In 2012, after returning from a few days’ stay in Paris, Perepilichny suddenly died at the age of 44 after going running near his villa in Surrey.

British police concluded that the death was not suspicious but media reports have cited a lawyer for his life insurance company saying that test results on his body found a chemical linked to a rare poison.

Known as “heartbreak grass”, the Gelsemium elegans plant grows only in Asia and high doses can cause paralysis of the spinal cord, a loss of muscular power and eventually death from asphyxia.

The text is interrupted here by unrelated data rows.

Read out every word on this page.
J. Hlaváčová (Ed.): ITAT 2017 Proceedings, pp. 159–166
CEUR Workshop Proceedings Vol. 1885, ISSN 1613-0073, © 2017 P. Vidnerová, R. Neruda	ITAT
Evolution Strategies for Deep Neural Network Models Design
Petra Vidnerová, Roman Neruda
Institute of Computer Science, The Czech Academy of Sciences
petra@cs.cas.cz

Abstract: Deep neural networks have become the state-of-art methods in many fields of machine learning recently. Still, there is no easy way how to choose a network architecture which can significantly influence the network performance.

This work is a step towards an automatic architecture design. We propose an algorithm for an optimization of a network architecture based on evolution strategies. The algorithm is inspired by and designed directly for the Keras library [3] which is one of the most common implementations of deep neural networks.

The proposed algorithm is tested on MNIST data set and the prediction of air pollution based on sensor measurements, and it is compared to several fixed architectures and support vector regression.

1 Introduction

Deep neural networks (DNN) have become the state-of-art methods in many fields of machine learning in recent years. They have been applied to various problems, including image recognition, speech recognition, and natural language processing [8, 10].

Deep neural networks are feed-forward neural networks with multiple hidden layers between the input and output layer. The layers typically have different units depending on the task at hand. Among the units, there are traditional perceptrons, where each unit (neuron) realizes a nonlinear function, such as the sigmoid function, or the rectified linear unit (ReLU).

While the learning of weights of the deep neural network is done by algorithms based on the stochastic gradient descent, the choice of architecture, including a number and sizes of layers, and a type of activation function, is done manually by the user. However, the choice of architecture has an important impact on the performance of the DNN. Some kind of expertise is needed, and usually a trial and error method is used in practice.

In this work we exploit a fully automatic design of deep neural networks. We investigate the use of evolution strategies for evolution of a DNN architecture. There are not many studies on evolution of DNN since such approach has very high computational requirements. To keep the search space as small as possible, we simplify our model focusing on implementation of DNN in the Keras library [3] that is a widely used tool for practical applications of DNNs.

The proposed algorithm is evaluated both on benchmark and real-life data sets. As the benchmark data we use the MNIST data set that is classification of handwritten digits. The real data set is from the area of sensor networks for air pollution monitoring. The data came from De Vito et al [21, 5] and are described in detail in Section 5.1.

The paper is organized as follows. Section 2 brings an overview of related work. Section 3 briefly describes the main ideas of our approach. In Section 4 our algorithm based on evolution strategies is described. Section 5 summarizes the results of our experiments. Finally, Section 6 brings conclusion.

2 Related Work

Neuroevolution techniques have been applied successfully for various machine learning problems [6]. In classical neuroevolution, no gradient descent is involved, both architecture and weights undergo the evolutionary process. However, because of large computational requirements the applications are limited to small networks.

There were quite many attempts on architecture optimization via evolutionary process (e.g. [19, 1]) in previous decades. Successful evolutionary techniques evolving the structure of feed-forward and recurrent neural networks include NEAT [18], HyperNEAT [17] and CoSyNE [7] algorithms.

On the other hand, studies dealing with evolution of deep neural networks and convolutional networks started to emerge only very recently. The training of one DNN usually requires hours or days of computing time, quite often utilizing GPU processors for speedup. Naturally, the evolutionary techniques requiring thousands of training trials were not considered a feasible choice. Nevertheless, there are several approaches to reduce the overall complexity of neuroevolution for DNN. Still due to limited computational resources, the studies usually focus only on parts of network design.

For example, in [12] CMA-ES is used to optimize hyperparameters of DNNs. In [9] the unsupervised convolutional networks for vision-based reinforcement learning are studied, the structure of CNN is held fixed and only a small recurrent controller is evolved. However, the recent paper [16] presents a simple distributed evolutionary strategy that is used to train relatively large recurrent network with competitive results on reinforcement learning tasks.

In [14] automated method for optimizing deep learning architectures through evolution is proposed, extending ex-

“Depending on when he was poisoned he might have actually been murdered in France,” Browder said.

A British inquest into the case is due to be held later this year.

– ‘They’d love to kill me’ –

Browder said his perseverance in a complex international campaign is his way of getting justice for Magnitsky, who he says was intentionally left to die because of the corruption he had exposed.

“A 37-year-old man who worked for me was slowly tortured to death because he worked for me. For me that’s a burden of responsibility that I have to bear for the rest of my life,” Browder said.

Magnitsky was put in pre-trial detention in 2008 and died of untreated illnesses less than a year later.

Browder and many Russian human rights campaigners have said Magnitsky was tortured to death with beatings and the refusal of proper medical care.

He became a symbol of the fight against corruption in Russia, with his supporters saying that he was unjustly imprisoned and left to die on purpose.

Since the passage of the so-called Magnitsky act in the US in 2012 Browder, the grandson of a leader of the American Communist Party and formerly Russia’s top foreign investor, has continued his crusade, trying to persuade other countries to join in the sanctions.

Asked he feared for his own life, Browder said: “Obviously the Russian authorities are extremely angry with me. I think they’d love to kill me if they can get away with it”.